Of course, Apple and the iPhone won't be among the losers. On Dec. 8, I wrote about the downside of the success AT&T is having selling the phone and the problems that may cause for the carrier. The bottom line, however, is that times are good for vendors, and figure to remain so. CNET offers the broad view:

Customers eager for Apple's new flagship phone are typically seeing wait times of two weeks for certain models at Verizon and AT&T and one week at Sprint. But iPhone sales so far have reached around 6 million at AT&T, 4 million at Verizon, and between 1.75 million and 2 million at Sprint.

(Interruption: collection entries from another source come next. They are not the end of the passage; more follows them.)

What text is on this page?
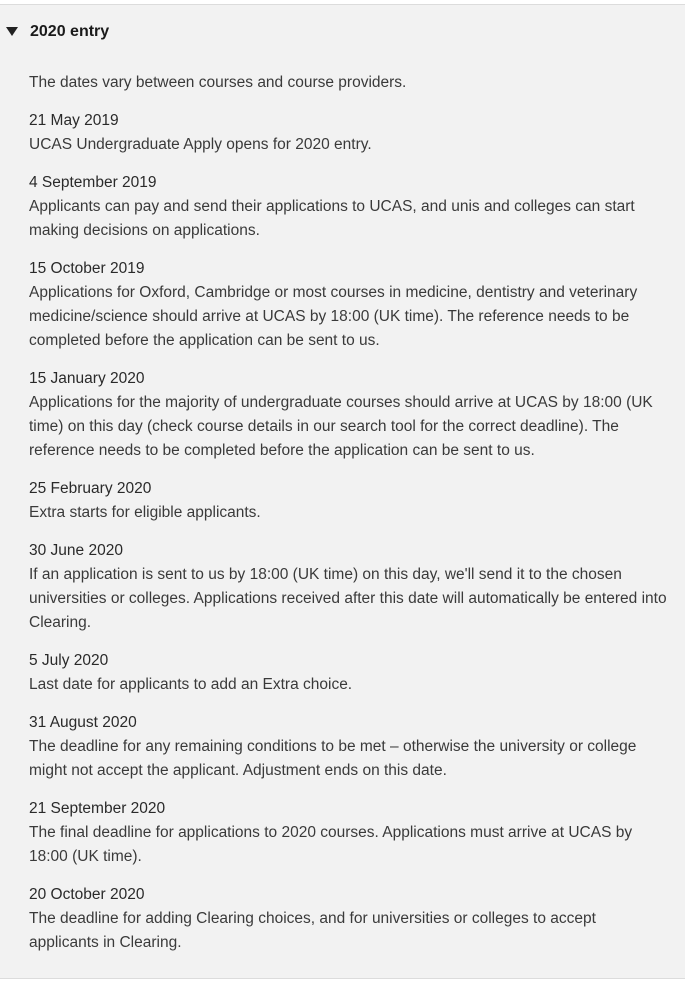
2020 entry

The dates vary between courses and course providers.

21 May 2019

UCAS Undergraduate Apply opens for 2020 entry.

4 September 2019

Applicants can pay and send their applications to UCAS, and unis and colleges can start making decisions on applications.

15 October 2019

Applications for Oxford, Cambridge or most courses in medicine, dentistry and veterinary medicine/science should arrive at UCAS by 18:00 (UK time). The reference needs to be completed before the application can be sent to us.

15 January 2020

Applications for the majority of undergraduate courses should arrive at UCAS by 18:00 (UK time) on this day (check course details in our search tool for the correct deadline). The reference needs to be completed before the application can be sent to us.

25 February 2020

Extra starts for eligible applicants.

30 June 2020

If an application is sent to us by 18:00 (UK time) on this day, we'll send it to the chosen universities or colleges. Applications received after this date will automatically be entered into Clearing.

5 July 2020

Last date for applicants to add an Extra choice.

31 August 2020

The deadline for any remaining conditions to be met – otherwise the university or college might not accept the applicant. Adjustment ends on this date.

21 September 2020

The final deadline for applications to 2020 courses. Applications must arrive at UCAS by 18:00 (UK time).

20 October 2020

The deadline for adding Clearing choices, and for universities or colleges to accept applicants in Clearing.
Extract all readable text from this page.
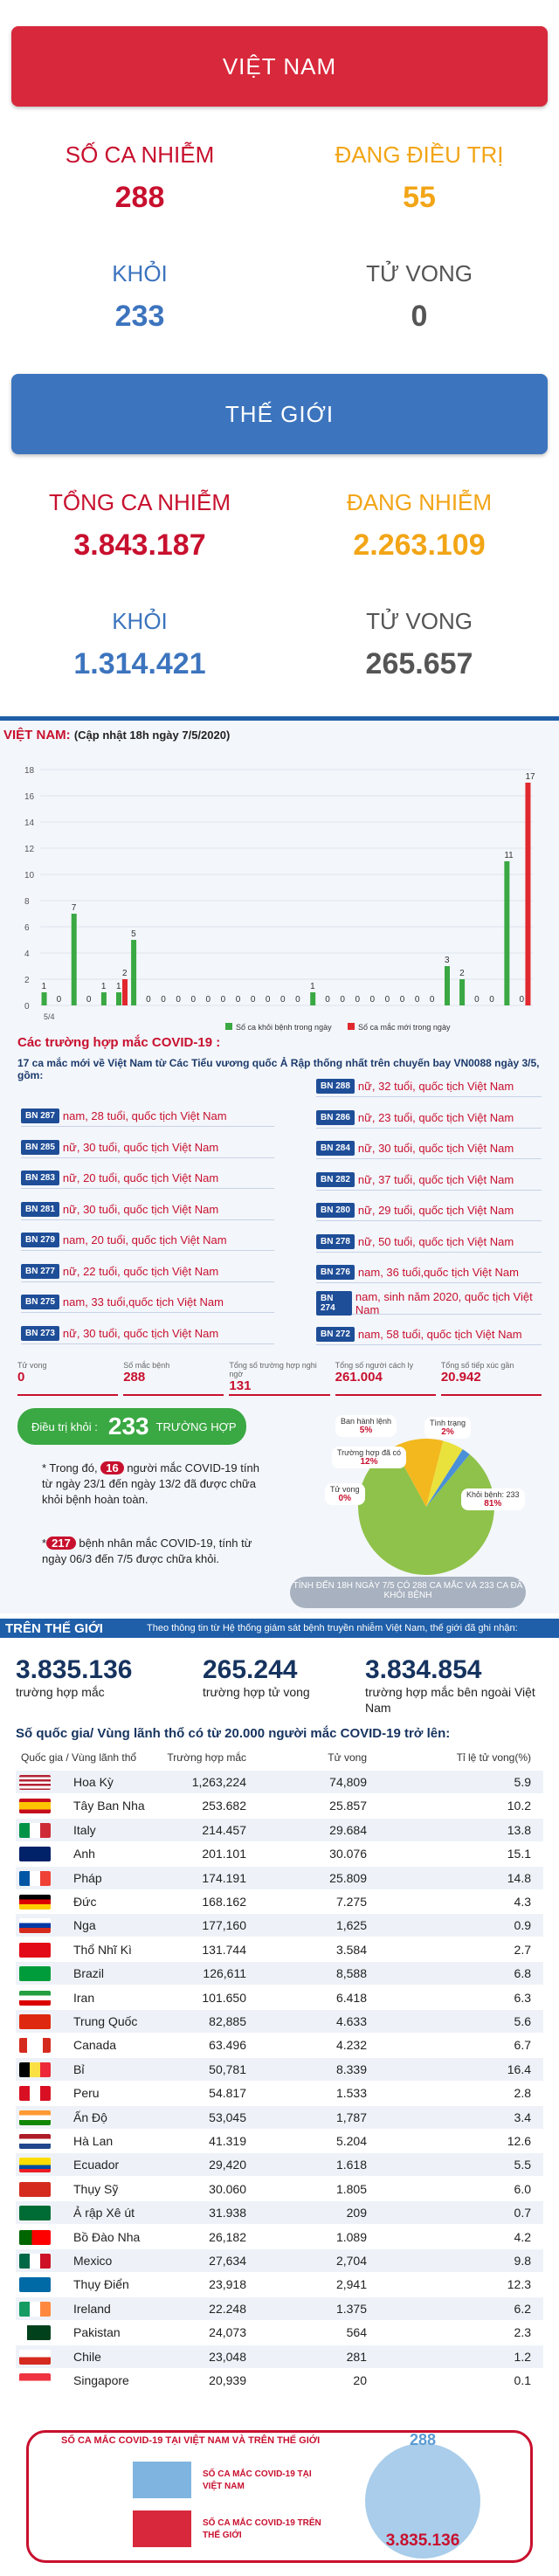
VIỆT NAM
SỐ CA NHIỄM
288
ĐANG ĐIỀU TRỊ
55
KHỎI
233
TỬ VONG
0
THẾ GIỚI
TỔNG CA NHIỄM
3.843.187
ĐANG NHIỄM
2.263.109
KHỎI
1.314.421
TỬ VONG
265.657
VIỆT NAM: (Cập nhật 18h ngày 7/5/2020)
0
2
4
6
8
10
12
14
16
18
1
0
7
0
1 1
5
0 0 0 0 0 0 0 0 0 0 0
1
0 0 0 0 0 0 0 0
3
2
0 0
11
0
2
17
5/4
Số ca khỏi bệnh trong ngày	Số ca mắc mới trong ngày
Các trường hợp mắc COVID-19 :
17 ca mắc mới về Việt Nam từ Các Tiểu vương quốc Ả Rập thống nhất trên chuyến bay VN0088 ngày 3/5, gồm:
Tử vong
0
Số mắc bệnh
288
Tổng số trường hợp nghi ngờ
131
Tổng số người cách ly
261.004
Tổng số tiếp xúc gần
20.942
Điều trị khỏi : 233 TRƯỜNG HỢP
* Trong đó, 16 người mắc COVID-19 tính từ ngày 23/1 đến ngày 13/2 đã được chữa khỏi bệnh hoàn toàn.
* 217 bệnh nhân mắc COVID-19, tính từ ngày 06/3 đến 7/5 được chữa khỏi.
TÍNH ĐẾN 18H NGÀY 7/5 CÓ 288 CA MẮC VÀ 233 CA ĐÃ KHỎI BỆNH
TRÊN THẾ GIỚI	Theo thông tin từ Hệ thống giám sát bệnh truyền nhiễm Việt Nam, thế giới đã ghi nhận:
3.835.136
trường hợp mắc
265.244
trường hợp tử vong
3.834.854
trường hợp mắc bên ngoài Việt Nam
Số quốc gia/ Vùng lãnh thổ có từ 20.000 người mắc COVID-19 trở lên:
Quốc gia / Vùng lãnh thổ	Trường hợp mắc	Tử vong	Tỉ lệ tử vong(%)
SỐ CA MẮC COVID-19 TẠI VIỆT NAM VÀ TRÊN THẾ GIỚI
SỐ CA MẮC COVID-19 TẠI VIỆT NAM
SỐ CA MẮC COVID-19 TRÊN THẾ GIỚI
288
3.835.136
BN 287 nam, 28 tuổi, quốc tịch Việt Nam
BN 285 nữ, 30 tuổi, quốc tịch Việt Nam
BN 283 nữ, 20 tuổi, quốc tịch Việt Nam
BN 281 nữ, 30 tuổi, quốc tịch Việt Nam
BN 279 nam, 20 tuổi, quốc tịch Việt Nam
BN 277 nữ, 22 tuổi, quốc tịch Việt Nam
BN 275 nam, 33 tuổi,quốc tịch Việt Nam
BN 273 nữ, 30 tuổi, quốc tịch Việt Nam
BN 288 nữ, 32 tuổi, quốc tịch Việt Nam
BN 286 nữ, 23 tuổi, quốc tịch Việt Nam
BN 284 nữ, 30 tuổi, quốc tịch Việt Nam
BN 282 nữ, 37 tuổi, quốc tịch Việt Nam
BN 280 nữ, 29 tuổi, quốc tịch Việt Nam
BN 278 nữ, 50 tuổi, quốc tịch Việt Nam
BN 276 nam, 36 tuổi,quốc tịch Việt Nam
BN 274
nam, sinh năm 2020, quốc tịch Việt Nam
BN 272 nam, 58 tuổi, quốc tịch Việt Nam
Khỏi bệnh: 233
81%
Trường hợp đã có
12%
Ban hành lệnh
5%
Tình trạng
2%
Tử vong
0%
Hoa Kỳ	1,263,224	74,809	5.9
Tây Ban Nha	253.682	25.857	10.2
Italy	214.457	29.684	13.8
Anh	201.101	30.076	15.1
Pháp	174.191	25.809	14.8
Đức	168.162	7.275	4.3
Nga	177,160	1,625	0.9
Thổ Nhĩ Kì	131.744	3.584	2.7
Brazil	126,611	8,588	6.8
Iran	101.650	6.418	6.3
Trung Quốc	82,885	4.633	5.6
Canada	63.496	4.232	6.7
Bỉ	50,781	8.339	16.4
Peru	54.817	1.533	2.8
Ấn Độ	53,045	1,787	3.4
Hà Lan	41.319	5.204	12.6
Ecuador	29,420	1.618	5.5
Thụy Sỹ	30.060	1.805	6.0
Ả rập Xê út	31.938	209	0.7
Bồ Đào Nha	26,182	1.089	4.2
Mexico	27,634	2,704	9.8
Thụy Điển	23,918	2,941	12.3
Ireland	22.248	1.375	6.2
Pakistan	24,073	564	2.3
Chile	23,048	281	1.2
Singapore	20,939	20	0.1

But not all vendors will be so fortunate. Writes Dignan:

HTC's sales are plunging. Nokia is betting the company on Windows Phone devices. Research in Motion can't get out of its own way. Welcome to the upcoming shakeout in the smartphone market. Any vendor that's relying primarily on hardware may want to duck.


It is a game of elimination. If it is assumed that Apple is safe and if it also is assumed that most of the others got to their preeminent positions by leveraging Android, Dignan's point comes into view: Either an existing Android vendor or two will suffer, the demise of BlackBerry will be accelerated, Windows Phone will not take hold or a little bit of everything will end up happening. Apple and Android (as a collective) are safe - but individual companies will suffer.

The all-of-the-above choice indeed seems the most likely. BlackBerry has had its celebrated problems, and Windows Phone has been anything but a runaway success. More will be known about Microsoft's gambit soon, as Windows Phone - in the form of the Nokia Lumia 710 on the T-Mobile Network - comes to the United States.

It's an important introduction, at least according to eWeek:

One of the big questions for mobile in 2012 is whether Nokia's partnership with Microsoft will help Nokia regain a successful entry into the U.S. market, where the Finnish company has been conspicuously absent for the past couple of years. A lot could be decided this month as reports surfaced that T-Mobile and Nokia plan to make the Lumia 710 smartphone its first device available in the United States with the Windows Phone operating system.

The bottom line is that the tune has been playing a game of musical chairs. It is bound to stop soon, with various Android players, RIM and Microsoft rushing to find a seat and, like all good games of musical chairs, somebody will be left standing.